My work foregrounds preservation as a process of recovery that momentarily creates time and space for impermanence to be experienced and understood. Preservation breaks the linear perception of time by inserting delays and reversals within our individual and collective histories, temporarily enabling a window to observe transformation as a perpetual cycle of multiple beginnings and endings.

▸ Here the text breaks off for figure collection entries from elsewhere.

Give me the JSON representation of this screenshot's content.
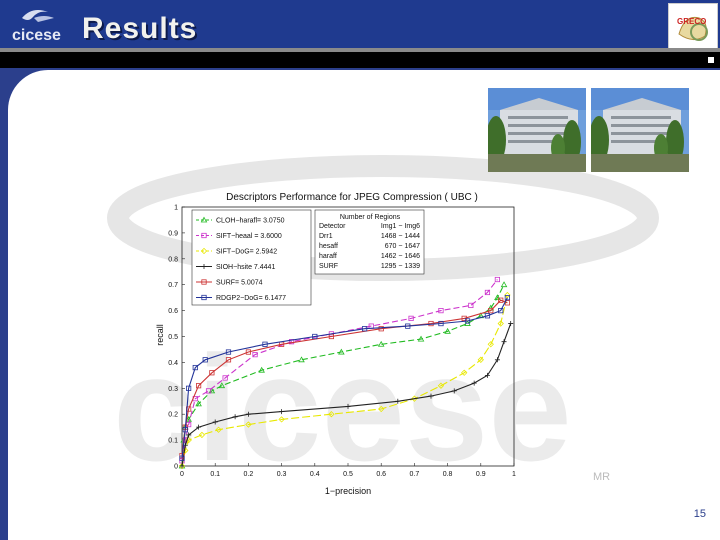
{
  "slide": {
    "title": "Results",
    "logo_text": "cicese",
    "page_number": "15",
    "watermark_text": "cicese",
    "watermark_suffix": "MR",
    "badge_text": "GRECO"
  },
  "colors": {
    "header_blue": "#1f3a8f",
    "accent_blue": "#2b3f8c"
  },
  "photos": [
    "building-photo",
    "building-photo"
  ],
  "chart_data": {
    "type": "line",
    "title": "Descriptors Performance for JPEG Compression ( UBC )",
    "xlabel": "1−precision",
    "ylabel": "recall",
    "xlim": [
      0,
      1
    ],
    "ylim": [
      0,
      1
    ],
    "x_ticks": [
      "0",
      "0.1",
      "0.2",
      "0.3",
      "0.4",
      "0.5",
      "0.6",
      "0.7",
      "0.8",
      "0.9",
      "1"
    ],
    "y_ticks": [
      "0",
      "0.1",
      "0.2",
      "0.3",
      "0.4",
      "0.5",
      "0.6",
      "0.7",
      "0.8",
      "0.9",
      "1"
    ],
    "legend": [
      "CLOH−harafl= 3.0750",
      "SIFT−heaal = 3.6000",
      "SIFT−DoG= 2.5942",
      "SIOH−hsite 7.4441",
      "SURF= 5.0074",
      "RDGP2−DoG= 6.1477"
    ],
    "table": {
      "header": [
        "Number of Regions"
      ],
      "rows": [
        [
          "Detector",
          "Img1 − Img6"
        ],
        [
          "Drr1",
          "1468 − 1444"
        ],
        [
          "hesaff",
          "670 − 1647"
        ],
        [
          "haraff",
          "1462 − 1646"
        ],
        [
          "SURF",
          "1295 − 1339"
        ]
      ]
    },
    "series": [
      {
        "color": "#22bb22",
        "marker": "triangle",
        "dash": "6,3",
        "x": [
          0.0,
          0.005,
          0.01,
          0.02,
          0.05,
          0.09,
          0.12,
          0.24,
          0.36,
          0.48,
          0.6,
          0.72,
          0.8,
          0.86,
          0.9,
          0.93,
          0.95,
          0.97
        ],
        "y": [
          0.0,
          0.1,
          0.15,
          0.18,
          0.24,
          0.29,
          0.31,
          0.37,
          0.41,
          0.44,
          0.47,
          0.49,
          0.52,
          0.55,
          0.58,
          0.61,
          0.65,
          0.7
        ]
      },
      {
        "color": "#cc33cc",
        "marker": "square",
        "dash": "6,3",
        "x": [
          0.0,
          0.01,
          0.02,
          0.04,
          0.08,
          0.13,
          0.22,
          0.33,
          0.45,
          0.57,
          0.69,
          0.78,
          0.87,
          0.92,
          0.95
        ],
        "y": [
          0.02,
          0.1,
          0.16,
          0.26,
          0.29,
          0.34,
          0.43,
          0.48,
          0.51,
          0.54,
          0.57,
          0.6,
          0.62,
          0.67,
          0.72
        ]
      },
      {
        "color": "#e8e800",
        "marker": "diamond",
        "dash": "8,3",
        "x": [
          0.0,
          0.01,
          0.02,
          0.06,
          0.11,
          0.2,
          0.3,
          0.45,
          0.6,
          0.7,
          0.78,
          0.85,
          0.9,
          0.93,
          0.96,
          0.98
        ],
        "y": [
          0.0,
          0.06,
          0.1,
          0.12,
          0.14,
          0.16,
          0.18,
          0.2,
          0.22,
          0.26,
          0.31,
          0.36,
          0.41,
          0.47,
          0.55,
          0.66
        ]
      },
      {
        "color": "#222222",
        "marker": "plus",
        "dash": "none",
        "x": [
          0.0,
          0.01,
          0.02,
          0.05,
          0.1,
          0.16,
          0.2,
          0.3,
          0.5,
          0.65,
          0.75,
          0.82,
          0.88,
          0.92,
          0.95,
          0.97,
          0.99
        ],
        "y": [
          0.0,
          0.08,
          0.12,
          0.15,
          0.17,
          0.19,
          0.2,
          0.21,
          0.23,
          0.25,
          0.27,
          0.29,
          0.32,
          0.35,
          0.41,
          0.48,
          0.55
        ]
      },
      {
        "color": "#cc3333",
        "marker": "square",
        "dash": "none",
        "x": [
          0.0,
          0.01,
          0.02,
          0.05,
          0.09,
          0.14,
          0.2,
          0.3,
          0.45,
          0.6,
          0.75,
          0.85,
          0.93,
          0.96,
          0.98
        ],
        "y": [
          0.04,
          0.15,
          0.22,
          0.31,
          0.36,
          0.41,
          0.44,
          0.47,
          0.5,
          0.53,
          0.55,
          0.57,
          0.6,
          0.64,
          0.63
        ]
      },
      {
        "color": "#223399",
        "marker": "square",
        "dash": "none",
        "x": [
          0.0,
          0.01,
          0.02,
          0.04,
          0.07,
          0.14,
          0.25,
          0.4,
          0.55,
          0.68,
          0.78,
          0.86,
          0.92,
          0.96,
          0.98
        ],
        "y": [
          0.03,
          0.14,
          0.3,
          0.38,
          0.41,
          0.44,
          0.47,
          0.5,
          0.53,
          0.54,
          0.55,
          0.56,
          0.58,
          0.6,
          0.65
        ]
      }
    ]
  }
}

In my studio, I regularly shuffle through a photo archive of memories from my analog adolescence to my digital present. Informed by a diverse range of religious, agricultural, museological, and data preservation practices, flat images serve as both source and material for the creation of precarious conditions, often contextualized within temporal installations that suspend states of transition. For example, some images are selected to be embalmed in wet clay while others are excised and inked to produce high-contrast impressions on clinical drape sheets that are draped upon hand-woven drying racks.
Through the performance of preservation, my images, objects, and installations offer a way of seeing and living with transformation while training the senses to recognize the folly of permanence.
Takming Chuang is a multidisciplinary artist who explores the interplay between preservation and impermanence. His prints, photographs, sculptures, and installations have been featured in exhibitions at SculptureCenter NY, White Columns NY, Hessel Museum of Art NY, Camden Arts Centre UK, Headlands Center for the Arts CA, the Berkeley Art Museum CA, among others. He received an MFA from UC Berkeley (2017) and a BA in Economics (2000) from SUNY Binghamton. Born in New York City (1978), Chuang lives in San Francisco and works in Oakland.